宮宴結束的時候,陶夫人最後出來,家中三人都在宮門口等著她,和她一起出來的其他夫人,除去同樣有自家兒子和相公接的殷夫人,陶夫人真是令人羨慕。

舒瑾卻註意到,陶夫人的眼光看向自己的肩膀,她已經換回了自己的衣衫,女子坐席那些夫人應該不會這麽快就知道消息吧?

所幸,陶夫人也只是看她一會兒,而後對著身邊的勳國公溫柔的說,“我們回去吧!”

一家人,陶夫人和勳國公是同一輛車,而蕭景辰和舒瑾是一輛車,不想是一家人,而是兩輩人。

上了馬車,舒瑾還沒有坐熱,蕭景辰直接把她抱在自己懷裏面,“別動!”溫柔而又十分堅定的力道將她的手按好,將衣袖拉開。

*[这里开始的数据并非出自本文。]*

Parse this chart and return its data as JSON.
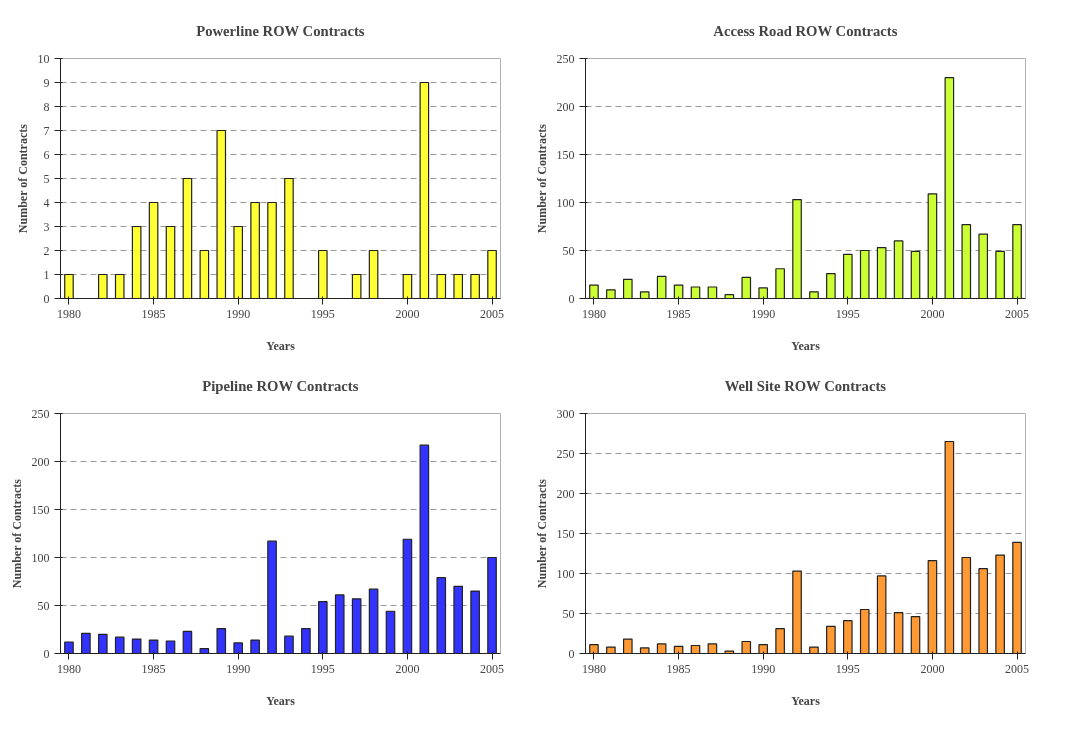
{
  "chart_data": [
    {
      "type": "bar",
      "title": "Powerline ROW Contracts",
      "xlabel": "Years",
      "ylabel": "Number of Contracts",
      "x": [
        1980,
        1981,
        1982,
        1983,
        1984,
        1985,
        1986,
        1987,
        1988,
        1989,
        1990,
        1991,
        1992,
        1993,
        1994,
        1995,
        1996,
        1997,
        1998,
        1999,
        2000,
        2001,
        2002,
        2003,
        2004,
        2005
      ],
      "values": [
        1,
        0,
        1,
        1,
        3,
        4,
        3,
        5,
        2,
        7,
        3,
        4,
        4,
        5,
        0,
        2,
        0,
        1,
        2,
        0,
        1,
        9,
        1,
        1,
        1,
        2
      ],
      "color": "#ffff33",
      "xlim": [
        1979.5,
        2005.5
      ],
      "xticks": [
        1980,
        1985,
        1990,
        1995,
        2000,
        2005
      ],
      "ylim": [
        0,
        10
      ],
      "yticks": [
        0,
        1,
        2,
        3,
        4,
        5,
        6,
        7,
        8,
        9,
        10
      ],
      "grid": "y"
    },
    {
      "type": "bar",
      "title": "Access Road ROW Contracts",
      "xlabel": "Years",
      "ylabel": "Number of Contracts",
      "x": [
        1980,
        1981,
        1982,
        1983,
        1984,
        1985,
        1986,
        1987,
        1988,
        1989,
        1990,
        1991,
        1992,
        1993,
        1994,
        1995,
        1996,
        1997,
        1998,
        1999,
        2000,
        2001,
        2002,
        2003,
        2004,
        2005
      ],
      "values": [
        14,
        9,
        20,
        7,
        23,
        14,
        12,
        12,
        4,
        22,
        11,
        31,
        103,
        7,
        26,
        46,
        50,
        53,
        60,
        49,
        109,
        230,
        77,
        67,
        49,
        77
      ],
      "color": "#ccff33",
      "xlim": [
        1979.5,
        2005.5
      ],
      "xticks": [
        1980,
        1985,
        1990,
        1995,
        2000,
        2005
      ],
      "ylim": [
        0,
        250
      ],
      "yticks": [
        0,
        50,
        100,
        150,
        200,
        250
      ],
      "grid": "y"
    },
    {
      "type": "bar",
      "title": "Pipeline ROW Contracts",
      "xlabel": "Years",
      "ylabel": "Number of Contracts",
      "x": [
        1980,
        1981,
        1982,
        1983,
        1984,
        1985,
        1986,
        1987,
        1988,
        1989,
        1990,
        1991,
        1992,
        1993,
        1994,
        1995,
        1996,
        1997,
        1998,
        1999,
        2000,
        2001,
        2002,
        2003,
        2004,
        2005
      ],
      "values": [
        12,
        21,
        20,
        17,
        15,
        14,
        13,
        23,
        5,
        26,
        11,
        14,
        117,
        18,
        26,
        54,
        61,
        57,
        67,
        44,
        119,
        217,
        79,
        70,
        65,
        100
      ],
      "color": "#3333ff",
      "xlim": [
        1979.5,
        2005.5
      ],
      "xticks": [
        1980,
        1985,
        1990,
        1995,
        2000,
        2005
      ],
      "ylim": [
        0,
        250
      ],
      "yticks": [
        0,
        50,
        100,
        150,
        200,
        250
      ],
      "grid": "y"
    },
    {
      "type": "bar",
      "title": "Well Site ROW Contracts",
      "xlabel": "Years",
      "ylabel": "Number of Contracts",
      "x": [
        1980,
        1981,
        1982,
        1983,
        1984,
        1985,
        1986,
        1987,
        1988,
        1989,
        1990,
        1991,
        1992,
        1993,
        1994,
        1995,
        1996,
        1997,
        1998,
        1999,
        2000,
        2001,
        2002,
        2003,
        2004,
        2005
      ],
      "values": [
        11,
        8,
        18,
        7,
        12,
        9,
        10,
        12,
        3,
        15,
        11,
        31,
        103,
        8,
        34,
        41,
        55,
        97,
        51,
        46,
        116,
        265,
        120,
        106,
        123,
        139
      ],
      "color": "#ff9933",
      "xlim": [
        1979.5,
        2005.5
      ],
      "xticks": [
        1980,
        1985,
        1990,
        1995,
        2000,
        2005
      ],
      "ylim": [
        0,
        300
      ],
      "yticks": [
        0,
        50,
        100,
        150,
        200,
        250,
        300
      ],
      "grid": "y"
    }
  ]
}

這般近,只有偶爾的時候才會這般,她的臉已經紅了,她想要掙脫開,可惜蕭景辰將她禁錮在懷中。

“我剛才沒有見到你的傷口,有些擔心!”蕭景辰解釋,手上卻沒有停止動作。

如此說,她腦子裏面開起了煙花,將頭靠在蕭景辰的胸口,整個人任由他處理。

幸而衣服不多,也不用撕開衣服。只不過當蕭景辰看到上面的傷口,渾身冒著冰涼,只是看了一眼,便合上了。

“怎麽了?”她察覺出了不對勁,想要擡頭,卻被前者按在胸口。

蕭景辰冷笑,“你別看我。”我怕忍不住想要你腦子裏面明白,朱弘彥是想要你的命你知道嗎?

一陣風吹過,正好吹起了車簾,外面茶樓的人也正好看見兩人的姿勢,眾人臉上了然,第二天便又是的流言蜚語滿上京。

可是當天晚上舒瑾就沒有過好,因為肩膀上面的傷口裂開了。

侯府裏面的大夫治療的時候,蕭世子和蕭小世子又一次在外面待著,只不過蕭小世子現在哭著,臉上都是眼淚。

“娘親!”

舒瑾剛剛回到府中,坐在正堂上面等著的板兒立馬就跑過來了,前者忘記了自己肩膀上上面有傷,直接抱起了自己的兒子,結果沒有想到用力太大傷口立馬裂開,同時也感覺到之前不舒服的肚子開始疼痛,汗漬大顆大顆的往下滴。

要不是蕭景辰在身邊,只怕板兒會被直接摔在地上。

屋子裏面,為舒瑾治療的是一位女大夫,下手很輕,舒瑾沒有感覺到多大的痛苦,“世子妃,奴婢知道這句話不應該我來說,但是請你保護自己的身體,這肩上的傷再偏移一寸,只怕就是雲景大師也救不了你的手!”

舒瑾一怔,“你說什麽?”不可能,只是肩上的一點小傷口而已,怎麽會這般嚴重?

女大夫直接跪下,“奴婢堅信自己沒有看錯,您肩膀上面的傷在偏移一寸,那手筋就被挑斷了!”說到這裏,她已經能夠感覺到世子妃的殺氣了,“還有,您傷口上面的藥也可能有問題!”

“啪!”

屋子裏面的一張椅子直接垮掉,變成了木頭,舒瑾小臉全是震驚以及怒氣,她肩膀上面的藥不是太醫院的,而是建寧郡主拿出來的,說是嵩山僧侶一直用的。

“你且下去,今天關於這個藥的事情誰也不要講,聽到嗎?”舒瑾努力降低怒氣,以免待會嚇到外面的那個小家夥。

“是!”世子妃能夠相信她已經是天大的恩情,這種小事,自己還是能夠做到的。

望著女大夫出來,蕭景辰立馬抱起自己臉上都是眼淚的小世子進去了,看到成為木頭的椅子,再看舒瑾,眼底泛起了紅色,走過去,半將她的頭靠在自己身上。

可惜也只是一瞬而已,舒瑾臉上恢覆了平常的表情,安慰起自己的兒子來。